Max Rudin, 53, has every publisher’s dream job. The married father of two oversees the Library of America (LOA) in New York City, where he spends the bulk of his working hours poring over and organizing manuscripts written by some of America’s greatest literary lights dating back to the 18th century. With annual sales of 250,000300,000 books, the strictly nonprofit LOA enjoys a reputation as the best single repository of American literature.
Rudin was in the Czech Republic last week as part of a U.S. Embassysponsored three-city tour of Prague, Olomouc and Brno. Along with promoting LOA, he was hoping to stimulate the founding of a similar publishing venture in the Czech Republic.
When I arrived for our interview, Rudin was impressively leafing through a well-worn copy of famous Czech exile Josef Škvorecký’s The Engineer of Human Souls. I wondered what a typical day is like in the life of a man dedicated to collating and publishing the best prose and poetry ever produced by his fellow countrymen.
“Let me tell you right off the bat, it’s really a labor of love,” Rudin admitted. “We’re first and foremost a cultural institution, so while the lion’s share of our operating revenue comes from book sales, the Library of America is not a Random House. We unfortunately continue to bleed over a million dollars a year in losses, and it’s been a challenge to convince funders to place their money in our nonprofit.”
One of a kind
Started in 1979 with seed capital from the National Endowment for the Humanities and the Ford Foundation, LOA began collecting source material and negotiating and securing copyright licenses, building a catalog that currently boasts over 6 million titles. The LOA roster features almost entirely long-deceased American writers, save for a couple of exceptions like noted Prague enthusiast Philip Roth and the late Saul Bellow, who was still alive at the time the library started amassing his works.
With a canon that rich, what accounts for the reluctance on the part of funders? “It’s been a struggle from the get-go to convince funders to support what we consider to be a very worthwhile project, since they can’t see a positive bottom line for themselves,” Rudin says.
But LOA thrives among readers. Past popular titles have been mainly of a historical nature: selected speeches, letters and writings from famous Civil War generals and U.S. presidents. Walt Whitman’s poetry is a perennial best seller.

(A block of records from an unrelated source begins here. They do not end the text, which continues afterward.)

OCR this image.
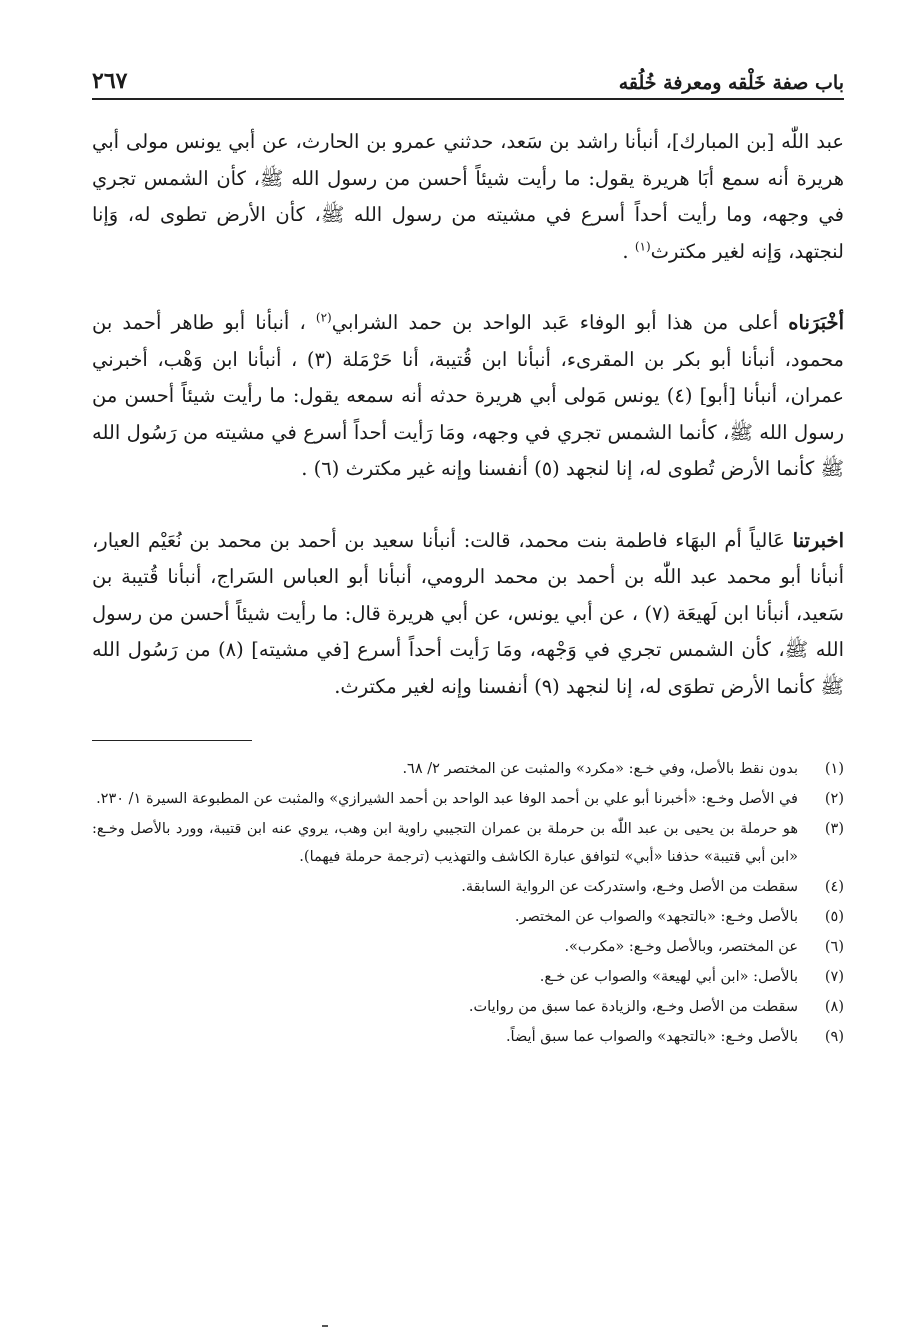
باب صفة خَلْقه ومعرفة خُلُقه
٢٦٧

عبد اللّٰه [بن المبارك]، أنبأنا راشد بن سَعد، حدثني عمرو بن الحارث، عن أبي يونس مولى أبي هريرة أنه سمع أبَا هريرة يقول: ما رأيت شيئاً أحسن من رسول الله ﷺ، كأن الشمس تجري في وجهه، وما رأيت أحداً أسرع في مشيته من رسول الله ﷺ، كأن الأرض تطوى له، وَإنا لنجتهد، وَإنه لغير مكترث$^{(١)}$ .

أخْبَرَناه أعلى من هذا أبو الوفاء عَبد الواحد بن حمد الشرابي$^{(٢)}$ ، أنبأنا أبو طاهر أحمد بن محمود، أنبأنا أبو بكر بن المقرىء، أنبأنا ابن قُتيبة، أنا حَرْمَلة (٣) ، أنبأنا ابن وَهْب، أخبرني عمران، أنبأنا [أبو] (٤) يونس مَولى أبي هريرة حدثه أنه سمعه يقول: ما رأيت شيئاً أحسن من رسول الله ﷺ، كأنما الشمس تجري في وجهه، ومَا رَأيت أحداً أسرع في مشيته من رَسُول الله ﷺ كأنما الأرض تُطوى له، إنا لنجهد (٥) أنفسنا وإنه غير مكترث (٦) .

اخبرتنا عَالياً أم البهَاء فاطمة بنت محمد، قالت: أنبأنا سعيد بن أحمد بن محمد بن نُعَيْم العيار، أنبأنا أبو محمد عبد اللّٰه بن أحمد بن محمد الرومي، أنبأنا أبو العباس السَراج، أنبأنا قُتيبة بن سَعيد، أنبأنا ابن لَهيعَة (٧) ، عن أبي يونس، عن أبي هريرة قال: ما رأيت شيئاً أحسن من رسول الله ﷺ، كأن الشمس تجري في وَجْهه، ومَا رَأيت أحداً أسرع [في مشيته] (٨) من رَسُول الله ﷺ كأنما الأرض تطوَى له، إنا لنجهد (٩) أنفسنا وإنه لغير مكترث.

(١)
بدون نقط بالأصل، وفي خـع: «مكرد» والمثبت عن المختصر ٢/ ٦٨.
(٢)
في الأصل وخـع: «أخبرنا أبو علي بن أحمد الوفا عبد الواحد بن أحمد الشيرازي» والمثبت عن المطبوعة السيرة ١/ ٢٣٠.
(٣)
هو حرملة بن يحيى بن عبد اللّٰه بن حرملة بن عمران التجيبي راوية ابن وهب، يروي عنه ابن قتيبة، وورد بالأصل وخـع: «ابن أبي قتيبة» حذفنا «أبي» لتوافق عبارة الكاشف والتهذيب (ترجمة حرملة فيهما).
(٤)
سقطت من الأصل وخـع، واستدركت عن الرواية السابقة.
(٥)
بالأصل وخـع: «بالتجهد» والصواب عن المختصر.
(٦)
عن المختصر، وبالأصل وخـع: «مكرب».
(٧)
بالأصل: «ابن أبي لهيعة» والصواب عن خـع.
(٨)
سقطت من الأصل وخـع، والزيادة عما سبق من روايات.
(٩)
بالأصل وخـع: «بالتجهد» والصواب عما سبق أيضاً.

Most of the titles sell for less than $40 (900 Kč), a remarkable price for books often pushing 1,000 pages. “To offer a collection this old and this extensive for under $40 a shot, let me tell you, is really unheard of in the U.S. publishing industry,” Rudin says. “You wouldn’t believe how much painstaking work goes into each and every title we offer for sale. For most mainstream publishers, they simply don’t have the inclination nor the resources to mount this kind of campaign. So, in that respect, the library is one of a kind.”
An amazing foundation
The presentation Rudin made in Prague focused on Isaac Bashevis Singer, whose inclusion in the LOA created a small controversy. Considering that much of Singer’s material was written exclusively in Yiddish — not exactly common in the United States — it seemed tenuous even to refer to him as an “American” writer.
“For us, for a work to be classified as truly American, it has to pass the litmus test of whether the author in question made a significant contribution to American literature,” Rudin says. “In Singer’s case, he was the country’s seventh Nobel Prize winner for literature, so that certainly says something about his caliber. Asking whether Singer was really ‘American’ is a nonissue for us.”
While there are no current plans for a Czech version of LOA, Rudin likes the idea of one. “We’re certainly open to the notion of potentially sharing our experiences with the relevant Czech authorities,” he says. “Other than my handing out a few business cards, I can’t speak to anything concrete. Someone should do it, though. Němcová, Palacký, Hrabal, Hašek, Kundera, Havel, Škvorecký, Kafka … that’s an amazing foundation right there.”
Rudin also liked the vibe he picked up here.
“Prague reminds me of the way New York City used to be — people getting together, drinking beer and coffee, having some really deep meaningful chats about important literature and other worldly affairs,” he says. “New Yorkers don’t seem to have time for that anymore. But you guys have a great thing going over here. I’m glad I boned up on as much Czech writing as I could prior to arriving, because I really needed it, especially over in Moravia.”
And he seemed impressed by his brief tour of the country.
“The Czech Republic is certainly much bigger than I thought it was,” he says. “But this is a gorgeous place and people have some very sound ideas here. I’d definitely like to come back.”